Changing Points Of View In Chemistry

Robert Washbourne - 4 years ago -

Back in 300 BC, everything was [thought to be] made of four elements:  Fire, Earth, Water, and Air.

According to Aristotle, the basis of the material world was very simple: it was made from four elements. Each element was distinguishable by its elements. Fire was hot and dry, Water cold and wet, and Earth dry and cold. This view stuck for thousands of years; Many people used this view to try to make discoveries, like Alchemists, who are famous for their attempts to turn lead into gold. This four element based system stuck for over 2000 years, until Antoine Lavoisier challenged the view with his experiments.

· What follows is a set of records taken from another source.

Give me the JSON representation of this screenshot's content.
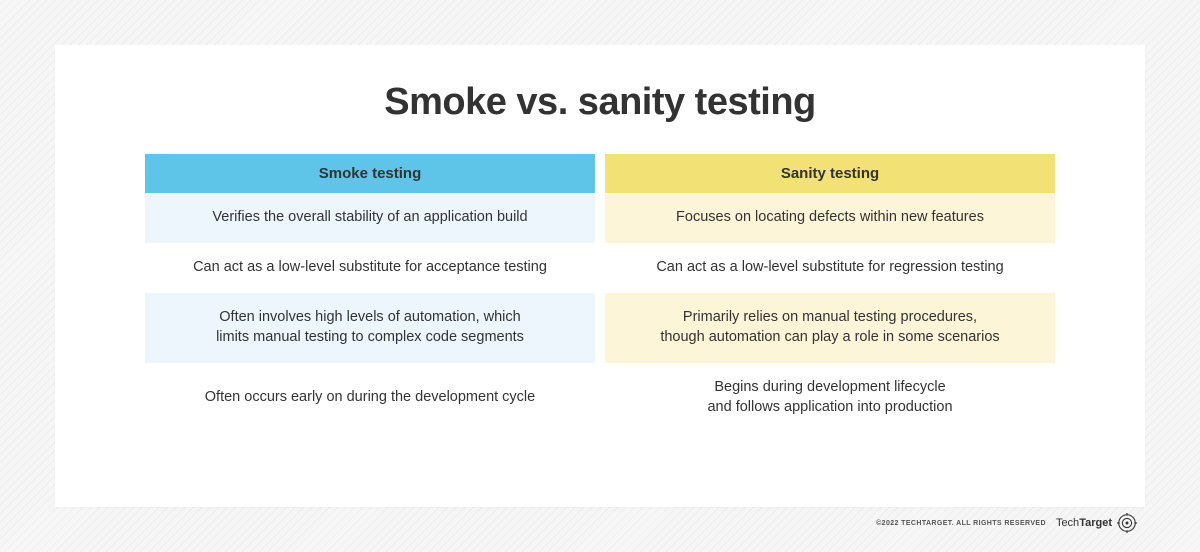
{
  "title": "Smoke vs. sanity testing",
  "table": {
    "type": "comparison-table",
    "columns": [
      {
        "header": "Smoke testing",
        "header_bg": "#5ec5e8",
        "row_colors_alt": [
          "#ecf6fc",
          "#ffffff"
        ],
        "rows": [
          "Verifies the overall stability of an application build",
          "Can act as a low-level substitute for acceptance testing",
          "Often involves high levels of automation, which\nlimits manual testing to complex code segments",
          "Often occurs early on during the development cycle"
        ]
      },
      {
        "header": "Sanity testing",
        "header_bg": "#f2e174",
        "row_colors_alt": [
          "#fcf5d8",
          "#ffffff"
        ],
        "rows": [
          "Focuses on locating defects within new features",
          "Can act as a low-level substitute for regression testing",
          "Primarily relies on manual testing procedures,\nthough automation can play a role in some scenarios",
          "Begins during development lifecycle\nand follows application into production"
        ]
      }
    ]
  },
  "footer": {
    "copyright": "©2022 TECHTARGET. ALL RIGHTS RESERVED",
    "logo_light": "Tech",
    "logo_bold": "Target"
  },
  "styling": {
    "page_bg": "#f6f6f6",
    "page_hatch": "#ededed",
    "card_bg": "#ffffff",
    "title_color": "#333333",
    "title_fontsize": 38,
    "cell_text_color": "#333333",
    "header_fontsize": 15,
    "row_fontsize": 14.5
  }
}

Lavoisier: “Father of Modern Chemistry”

Most historians consider Antoine Lavoisier (1743–1794) the “father of modern chemistry” even though he made a living as a tax collector, not a scientist. However, Lavoisier had a major part to play in the development of chemistry, and made many contributions to our understanding of the subject. For example, Lavoisier showed that water was really made up of hydrogen and oxygen, and defined an element as a structure that cannot be broken down any further. Antoine achieved so much that some people think his discoveries 200 years ago led to changes in how we live today.

The Periodic Table

By around 1860, humans had discovered around 60 elements, and patterns began to emerge. For example, elements sorted by atomic weight possess similarities in columns. Russian chemist Dmitri Mendeleev (1834–1907) was not the only person to come up with a periodic table of elements, but the only person to leave spaces for undiscovered elements, predicting that people would discover new elements, and where they would go on the table. He eventually proposed a periodic table similar to the ones we use today.

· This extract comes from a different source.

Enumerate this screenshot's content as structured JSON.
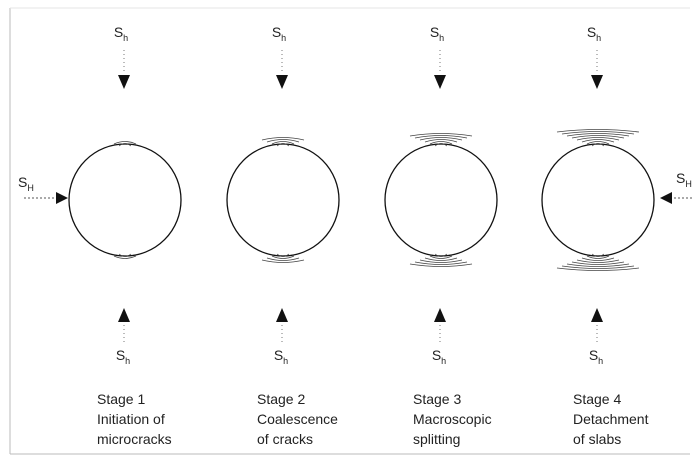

Mendelejevs_periodiska_system_1871.png

The main reason for the tables acceptance where the predictions that Mendeleev made. 15 years after his table was published, the “missing” elements were discovered, with similar properties to what Dmitri Mendeleev predicted. Gallium, germanium, and scandium were unknown when his table was published, but they were all found soon, and they confirmed Mendeleev’s table. But how could these views from many years ago, Lavoisier’s elements and Mendeleev’s periodic table, possibly change the way that we do things centuries later? Sam Keen, writer of New York Times bestseller The Disappearing Spoon, says:

Three of every four elements are metals, but most did nothing but plug holes in the periodic table before World War II. But since about 1950, every metal has found a niche. Gadolinium is perfect for magnetic resonance imaging (MRI). Neodymium makes extremely powerful lasers. Scandium. helped the Soviet Union make lightweight helicopters in the 1980s.

Scientific progress has changed the way we think about our world. Each scientific discovery sparks hundreds of future discoveries, and even thousand year old inventions change the way that we think, like the Periodic Table, a new way of thinking about elements, and even ancient discoveries, like the four element based system of life.